Illustrated by longtime New Yorker cartoonist Barry Blitt, the cover features Englishmen, bearing a strong resemblance to comedic actor John Cleese (coincidence? I think not), walking their way off a cliff, ministry style.
The concept is a reference to the sketch "The Ministry of Silly Walks" from the famed Mony Python comedy troupe. While the sketch first aired in 1970 as part of the television sketch comedy show Monty Python's Flying Circus, it's become something of a fan favorite for those who love physical comedy. In it, Cleese plays a civil servant employed at a fictitious branch of the British government known simply as the Ministry of Silly Walks, which is tasked with the infinitely important job of developing humorous gaits.
"I was stunned when I heard the news this morning and really upset," Blitt said of the Brexit referendum results in the New Yorker's tease of its upcoming cover. "I just sent money to my kid, who's traveling over there — if I had just waited, I'd have saved a bundle now that the pound has collapsed."
The inspiration behind Blitt's cover, however, likely felt differently upon waking up to news of Britain's Brexit on Friday.

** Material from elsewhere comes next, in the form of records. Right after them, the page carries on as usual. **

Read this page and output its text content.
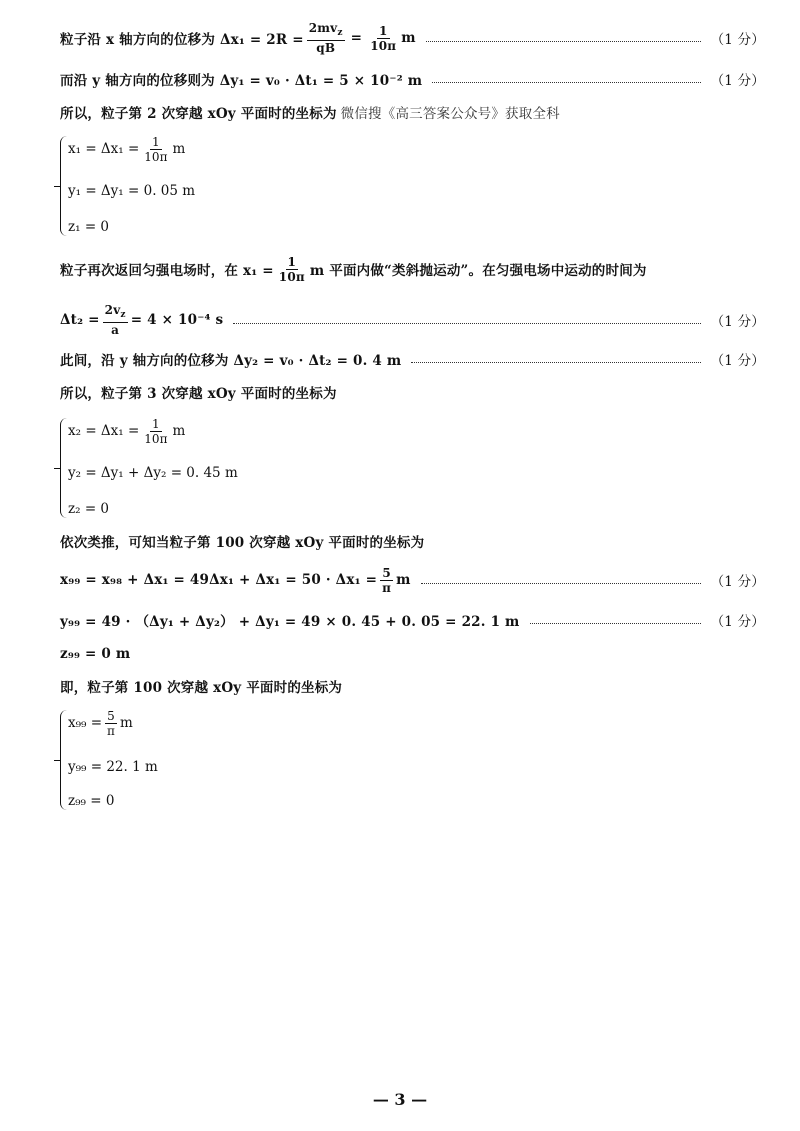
粒子沿 x 轴方向的位移为 $\Delta x_1 = 2R = \frac{2mv_z}{qB} = \frac{1}{10\pi}$ m	（1 分）
而沿 y 轴方向的位移则为 Δy₁ = v₀ · Δt₁ = 5 × 10⁻² m	（1 分）
所以，粒子第 2 次穿越 xOy 平面时的坐标为 微信搜《高三答案公众号》获取全科
$x_1 = \Delta x_1 = \frac{1}{10\pi}$ m
y₁ = Δy₁ = 0. 05 m
z₁ = 0
粒子再次返回匀强电场时，在 $x_1 = \frac{1}{10\pi}$ m 平面内做“类斜抛运动”。在匀强电场中运动的时间为
$\Delta t_2 = \frac{2v_z}{a} = 4 \times 10^{-4}$ s	（1 分）
此间，沿 y 轴方向的位移为 Δy₂ = v₀ · Δt₂ = 0. 4 m	（1 分）
所以，粒子第 3 次穿越 xOy 平面时的坐标为
$x_2 = \Delta x_1 = \frac{1}{10\pi}$ m
y₂ = Δy₁ + Δy₂ = 0. 45 m
z₂ = 0
依次类推，可知当粒子第 100 次穿越 xOy 平面时的坐标为
$x_{99} = x_{98} + \Delta x_1 = 49\Delta x_1 + \Delta x_1 = 50 \cdot \Delta x_1 = \frac{5}{\pi}$ m	（1 分）
y₉₉ = 49 · （Δy₁ + Δy₂） + Δy₁ = 49 × 0. 45 + 0. 05 = 22. 1 m	（1 分）
z₉₉ = 0 m
即，粒子第 100 次穿越 xOy 平面时的坐标为
$x_{99} = \frac{5}{\pi}$ m
y₉₉ = 22. 1 m
z₉₉ = 0
— 3 —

Cleese, the British comedic actor who first brought us the bowler hat-wearing, silly-walking civil servant character Blitt depicted on the latest New Yorker cover, was a known Leave campaign supporter. Cleese has yet to comment on the New Yorker cover, so it's unclear whether he's a fan or not, but it seems safe to say he'd be fine with helping induce a few chuckles in such an uncertain time.
Blitt, who's been a contributing illustrator for the New Yorker since 1992, has drawn more than 80 covers for the magazine, including one portraying then-President George Bush struggling to conduct business as Hurricane Katrina floods the Oval Office which won Cover of the Year by the American Society of Magazine Editors in 2006.